Надежда Константиновна уже накрыла стол. Коба молниеносно смекнул: что если подсыпать? всему конец, но также, быстро в голову ударила другая, более правильная мысль: рано. Можно ведь попытаться убедить членов Политбюро, что у Ленина нет выхода, что он умоляет дать ему этот яд.
— Спасибо, моя обедат нэ будэт. Сэгодня в шэст засидание Политбюро. Владымыр Илыч, поедем со мной, нам будут рады, — говорил Сталин, а сам думал: твоя скоро умрет, тэбэ осталос всэго нэсколко днэй. Сифилис закончит свою работу.
— Нет, нет, упаси Боже, простите, упаси Маркс и Энгельс, я его никуда не отпущу. То, что он поправился, вдруг прозрел, еще ничего не значит. Это уже было и не раз, — горячилась Надежда Константиновна.
— С женшина нэвозможно спорит. Поправлайса, Илыч.
Коба очень быстро выскочил из столовой, тут же сел в машину американского производства и умчался в Кремль.
Ленин расстроился: Кобе можно, а ему нет, почему? Вдруг что-то ударило в голову так, что он громко вскрикнул. Выбежал на балкон и стал выть, как голодный волк. Он хотел вернуть Сталина, он его звал, но слова превращались в вой. Надя услышала и подумала, что это ее зовут, выскочила на балкон, обняла мужа за плечи и запричитала:
— Я здесь, твой верный друг здесь.
Она уложила его в постель. Ильич вел себя беспокойно, размахивал руками, пытаясь встать, слезы катились по искаженному гримасой лицу. Психическое расстройство затем переросло в страшные физические боли. Надежда Константиновна растерялась настолько, что не знала, кого звать, к кому обращаться, чем помочь знаменитому мужу и вспомнила, что две недели назад он рассказал ей, что Коба обещал достать цианистый калий, чтобы покончить раз и навсегда с безвыходным положением.
— Это он, он, он уже отравил его! помогите! помогите, где врачи, почему никого нет? Володя умирает.
34
В последнее время Ильич стал не только плохо спать, но и больше нервничать. Засыпал поздно после двенадцати, а в три ночи сна ни в одном глазу.
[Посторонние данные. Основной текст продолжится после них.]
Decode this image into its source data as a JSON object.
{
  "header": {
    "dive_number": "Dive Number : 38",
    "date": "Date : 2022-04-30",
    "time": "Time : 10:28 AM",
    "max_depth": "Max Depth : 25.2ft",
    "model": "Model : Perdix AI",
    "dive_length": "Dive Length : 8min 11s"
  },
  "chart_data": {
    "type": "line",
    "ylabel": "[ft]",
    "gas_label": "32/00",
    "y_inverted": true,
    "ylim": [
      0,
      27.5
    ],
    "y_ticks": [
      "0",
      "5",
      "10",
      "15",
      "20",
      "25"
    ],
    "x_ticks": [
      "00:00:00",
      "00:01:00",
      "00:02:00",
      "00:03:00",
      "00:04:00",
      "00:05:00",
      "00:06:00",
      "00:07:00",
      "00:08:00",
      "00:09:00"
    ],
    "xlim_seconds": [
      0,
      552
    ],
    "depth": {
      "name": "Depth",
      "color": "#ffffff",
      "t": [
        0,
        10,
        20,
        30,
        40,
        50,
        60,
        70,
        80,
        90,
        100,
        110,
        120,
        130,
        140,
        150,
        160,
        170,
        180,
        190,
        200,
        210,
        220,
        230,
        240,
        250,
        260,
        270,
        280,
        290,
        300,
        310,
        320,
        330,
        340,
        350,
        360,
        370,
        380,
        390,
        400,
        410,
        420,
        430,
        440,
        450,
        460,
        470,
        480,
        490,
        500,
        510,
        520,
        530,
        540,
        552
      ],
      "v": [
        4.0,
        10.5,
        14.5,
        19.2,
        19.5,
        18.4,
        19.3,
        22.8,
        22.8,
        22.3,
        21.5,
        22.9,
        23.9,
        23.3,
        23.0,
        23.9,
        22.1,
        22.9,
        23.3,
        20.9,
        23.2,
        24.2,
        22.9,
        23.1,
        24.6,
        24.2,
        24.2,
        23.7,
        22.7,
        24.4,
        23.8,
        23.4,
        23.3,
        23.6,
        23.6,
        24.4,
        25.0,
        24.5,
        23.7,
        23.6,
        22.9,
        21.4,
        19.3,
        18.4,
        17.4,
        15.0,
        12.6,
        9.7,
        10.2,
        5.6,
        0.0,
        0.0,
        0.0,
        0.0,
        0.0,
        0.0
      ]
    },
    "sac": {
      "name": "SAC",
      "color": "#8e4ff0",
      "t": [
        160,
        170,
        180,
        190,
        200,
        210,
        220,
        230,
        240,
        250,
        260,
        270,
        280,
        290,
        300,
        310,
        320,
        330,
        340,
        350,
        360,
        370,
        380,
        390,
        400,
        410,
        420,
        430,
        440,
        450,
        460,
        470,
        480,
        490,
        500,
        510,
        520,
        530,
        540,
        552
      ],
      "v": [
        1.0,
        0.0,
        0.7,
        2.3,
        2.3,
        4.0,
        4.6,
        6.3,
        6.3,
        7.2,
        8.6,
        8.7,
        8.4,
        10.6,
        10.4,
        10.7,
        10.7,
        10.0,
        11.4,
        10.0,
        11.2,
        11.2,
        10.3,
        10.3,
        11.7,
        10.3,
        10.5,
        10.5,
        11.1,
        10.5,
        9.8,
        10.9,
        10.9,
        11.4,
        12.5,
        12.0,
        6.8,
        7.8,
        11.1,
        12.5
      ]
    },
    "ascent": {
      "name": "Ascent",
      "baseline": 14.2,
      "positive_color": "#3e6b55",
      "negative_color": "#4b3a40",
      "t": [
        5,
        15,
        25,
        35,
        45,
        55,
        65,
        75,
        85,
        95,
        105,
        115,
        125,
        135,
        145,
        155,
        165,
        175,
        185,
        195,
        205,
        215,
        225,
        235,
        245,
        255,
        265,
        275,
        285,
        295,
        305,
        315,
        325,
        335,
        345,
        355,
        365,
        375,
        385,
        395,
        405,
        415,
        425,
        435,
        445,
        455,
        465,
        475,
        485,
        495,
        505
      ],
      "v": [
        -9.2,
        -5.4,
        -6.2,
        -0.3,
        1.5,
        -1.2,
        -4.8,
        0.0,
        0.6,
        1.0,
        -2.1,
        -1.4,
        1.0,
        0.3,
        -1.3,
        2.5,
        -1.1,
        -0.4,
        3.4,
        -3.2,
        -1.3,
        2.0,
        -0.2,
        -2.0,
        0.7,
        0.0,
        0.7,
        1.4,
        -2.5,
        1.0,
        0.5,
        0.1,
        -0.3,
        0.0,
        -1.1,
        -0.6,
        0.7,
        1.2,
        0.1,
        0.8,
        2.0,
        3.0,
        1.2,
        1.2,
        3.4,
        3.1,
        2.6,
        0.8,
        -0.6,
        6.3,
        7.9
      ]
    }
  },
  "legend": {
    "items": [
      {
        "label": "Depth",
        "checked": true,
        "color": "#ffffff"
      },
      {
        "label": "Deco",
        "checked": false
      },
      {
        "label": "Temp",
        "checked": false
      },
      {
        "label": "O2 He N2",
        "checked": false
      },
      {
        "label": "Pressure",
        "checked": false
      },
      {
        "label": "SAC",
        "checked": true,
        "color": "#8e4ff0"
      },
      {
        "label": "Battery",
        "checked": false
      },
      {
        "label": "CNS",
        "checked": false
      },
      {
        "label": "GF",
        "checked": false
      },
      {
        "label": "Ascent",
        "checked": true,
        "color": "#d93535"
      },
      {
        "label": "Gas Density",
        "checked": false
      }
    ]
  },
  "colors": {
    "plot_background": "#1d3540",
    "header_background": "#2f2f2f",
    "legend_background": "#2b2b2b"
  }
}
То ему казалось жарко, он сбрасывал одеяло, то одолевал холод, потом вскакивал, ходил по ворсистому ковру из угла в угол, подходил к окну, смотрел на старые постройки, чувствовал ненависть к ним и решал, что их надо снести и построить новые на их месте с гербом, и его портретом. Потом тут же забывал об этом и думал, что с Инессой поступил нехорошо, ее все же надо было отправить во Францию, где она могла быть связующим звеном между революционной Россией и Францией, которую надо немедленно освободить от капитализма при помощи штыков и даже отравляющего газа.
Потом садился пить травяной чай с мятой и в пять часов утра ложился, и лежал с закрытыми глазами до тех пор, пока снова не погружался в тревожный кратковременный сон.
А в десять утра заседание Политбюро.
Это Политбюро будет вести кавказец Джугашвили, он говорит медленно, но логически и последовательно, хотя коверкает почти каждое слово. Ничего, пусть учится. А может… после того как пройдет двести лет, нет — пятьсот лет, нет — тысячу лет, он сможет заменить меня на посту лидера освобожденных стран всего мира от ига капитализма. А я буду сидеть в самом дальнем углу, не снимая кепки, будто меня нет на этом заседании. Но потом если надо, если я почувствую, что назревает уклон левый или правый, я поднимусь, сброшу кепку и на трибуну.